El Señor hablaba frecuentemente con su sierva Concepción Cabrera. Sin embargo, en los últimos años de su vida, Jesús la llevó por un camino de desolación espiritual. Ella entendió que los silencios del Señor la asociaban más íntimamente con la soledad de la Virgen María y con aquel profundo desamparo de Jesús en la Cruz. Al acercarse el momento de su muerte, uno de los sacerdotes allí presente le preguntó: «Conchita, ¿y sus relaciones con Jesús?». Y ella le respondió: «Como si nunca nos hubiéramos conocido».

Pero en tiempos anteriores Jesús fue muy prolífico en mensajes y enseñanzas. Aquí hay algunas de las muchas cosas que le comunicó a su servidora:

  • «Mira, hija, que todos los corazones sean puros, que todos los míos se unan a María, para hacer de contrapeso a tanta maldad; de este modo, mi Corazón ultrajado será consolado. Que griten al Padre, que quiere perdonar pero al que le faltan las víctimas, como te he dicho. Que se haga reinar al Espíritu Santo, antagonista de Satanás. Sólo Él puede transformar lo que es materia en espiritual y en puro lo que no lo es».
  • «Hay almas que han recibido la unción a través de la ordenación sacerdotal. Pero hay… también almas sacerdotales que tienen una vocación sin tener la dignidad o la ordenación sacerdotal. Ellos se ofrecen en unión Conmigo… Estas almas ayudan espiritualmente a la Iglesia de manera poderosa».
  • «Tú serás madre de un gran número de hijos espirituales, pero ellos constarán a tu corazón como mil mártires.
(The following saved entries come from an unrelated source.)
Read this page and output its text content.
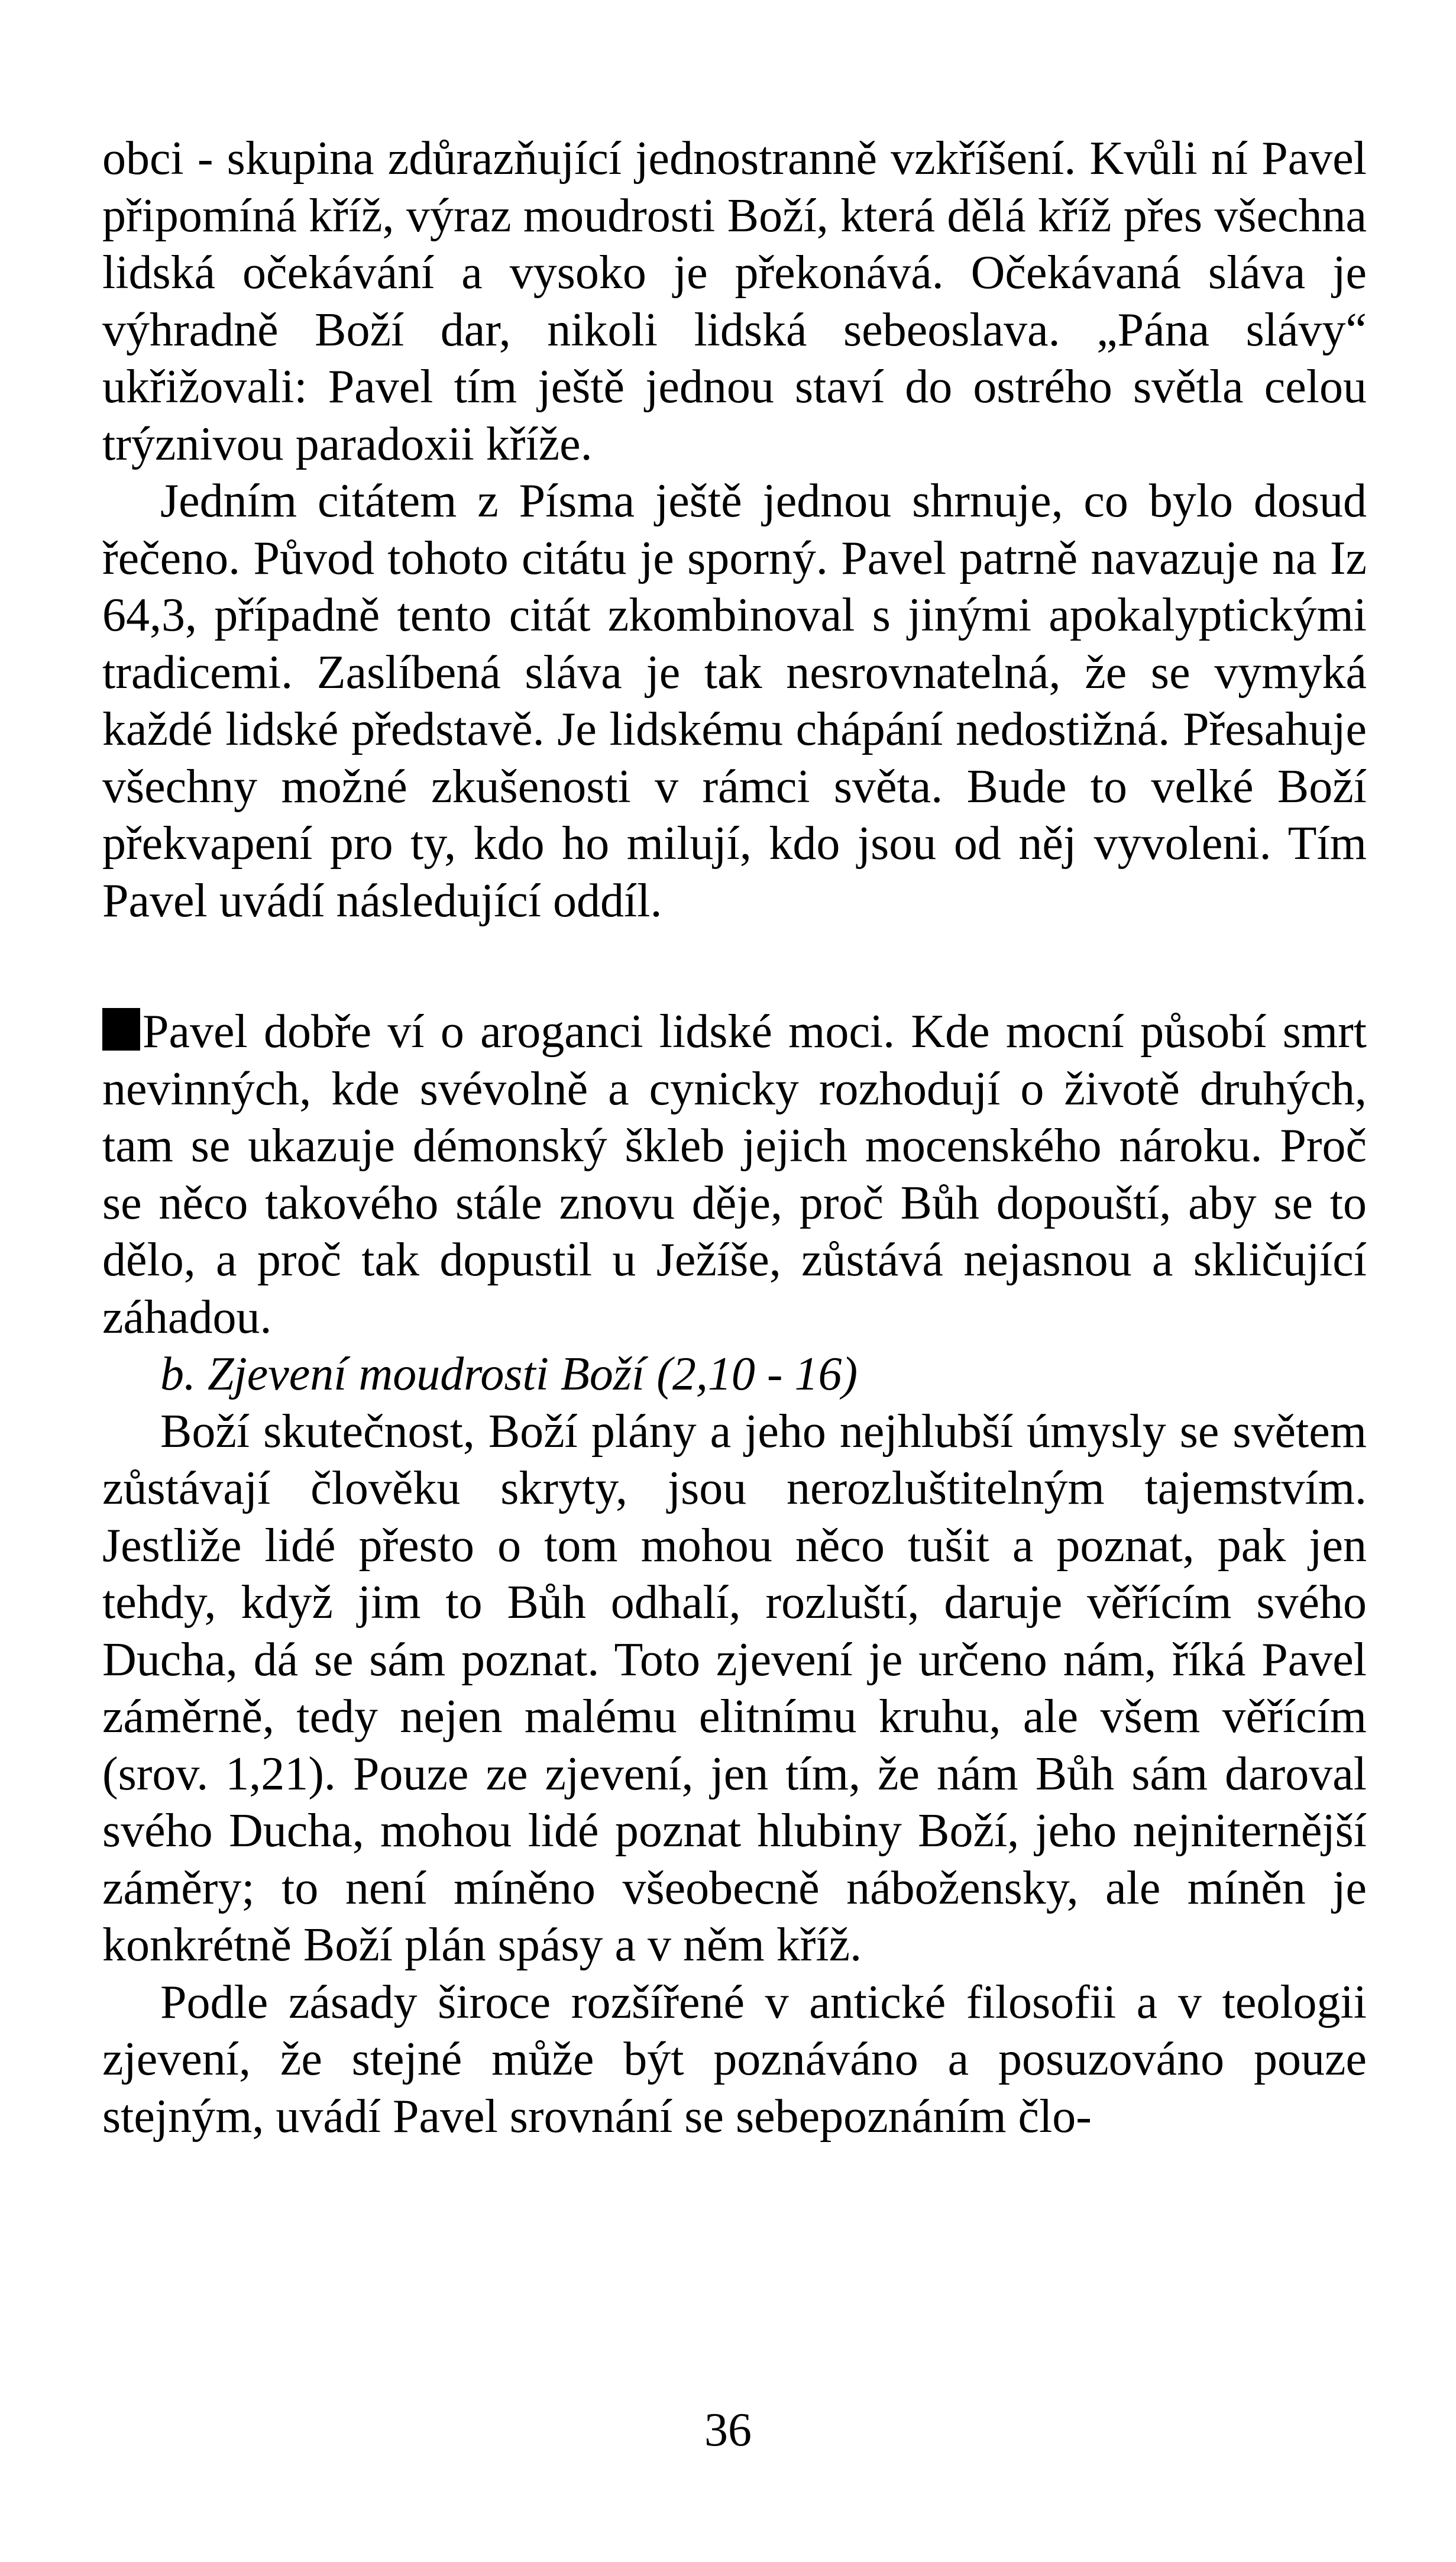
obci - skupina zdůrazňující jednostranně vzkříšení. Kvůli ní Pavel připomíná kříž, výraz moudrosti Boží, která dělá kříž přes všechna lidská očekávání a vysoko je překonává. Očekávaná sláva je výhradně Boží dar, nikoli lidská sebeoslava. „Pána slávy“ ukřižovali: Pavel tím ještě jednou staví do ostrého světla celou trýznivou paradoxii kříže.

Jedním citátem z Písma ještě jednou shrnuje, co bylo dosud řečeno. Původ tohoto citátu je sporný. Pavel patrně navazuje na Iz 64,3, případně tento citát zkombinoval s jinými apokalyptickými tradicemi. Zaslíbená sláva je tak nesrovnatelná, že se vymyká každé lidské představě. Je lidskému chápání nedostižná. Přesahuje všechny možné zkušenosti v rámci světa. Bude to velké Boží překvapení pro ty, kdo ho milují, kdo jsou od něj vyvoleni. Tím Pavel uvádí následující oddíl.

Pavel dobře ví o aroganci lidské moci. Kde mocní působí smrt nevinných, kde svévolně a cynicky rozhodují o životě druhých, tam se ukazuje démonský škleb jejich mocenského nároku. Proč se něco takového stále znovu děje, proč Bůh dopouští, aby se to dělo, a proč tak dopustil u Ježíše, zůstává nejasnou a skličující záhadou.

b. Zjevení moudrosti Boží (2,10 - 16)

Boží skutečnost, Boží plány a jeho nejhlubší úmysly se světem zůstávají člověku skryty, jsou nerozluštitelným tajemstvím. Jestliže lidé přesto o tom mohou něco tušit a poznat, pak jen tehdy, když jim to Bůh odhalí, rozluští, daruje věřícím svého Ducha, dá se sám poznat. Toto zjevení je určeno nám, říká Pavel záměrně, tedy nejen malému elitnímu kruhu, ale všem věřícím (srov. 1,21). Pouze ze zjevení, jen tím, že nám Bůh sám daroval svého Ducha, mohou lidé poznat hlubiny Boží, jeho nejniternější záměry; to není míněno všeobecně nábožensky, ale míněn je konkrétně Boží plán spásy a v něm kříž.

Podle zásady široce rozšířené v antické filosofii a v teologii zjevení, že stejné může být poznáváno a posuzováno pouze stejným, uvádí Pavel srovnání se sebepoznáním člo-

36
Ofrécete como holocausto para los sacerdotes, únete a mi sacrificio para obtener gracias para ellos».
  • «¿Qué es lo que sostiene a mi Iglesia en su unidad, en su fe, en su estabilidad, sino mi crucifixión constante, y los infinitos méritos de mi inmolación en los altares y en las almas? ¿Qué cosa hay de mayor gloria para mi Padre, para toda la Trinidad, sino mi perenne Sacrificio? ¿Qué puede haber de mayor eficacia sino mi constante crucifixión en bien de mi Iglesia y de las almas todas?».
  • «El Espíritu Santo, hija, se produjo de la mirada eterna de la complacencia entre el Padre y el Hijo, al contemplarse sin testigos, recíprocamente, con una delectación que ni los ángeles pueden comprender. De esa mirada (…) brotó el Amor increado,(…)el Amor mismo personificándose en el Espíritu Santo! Ése es su origen, pero origen eterno, (…) divino, (…) sin principio, porque en el principio ya era el Espíritu Santo con el Padre y el Verbo, fundidos todos en aquel Amor, que forma sus eternas complacencias y delicias».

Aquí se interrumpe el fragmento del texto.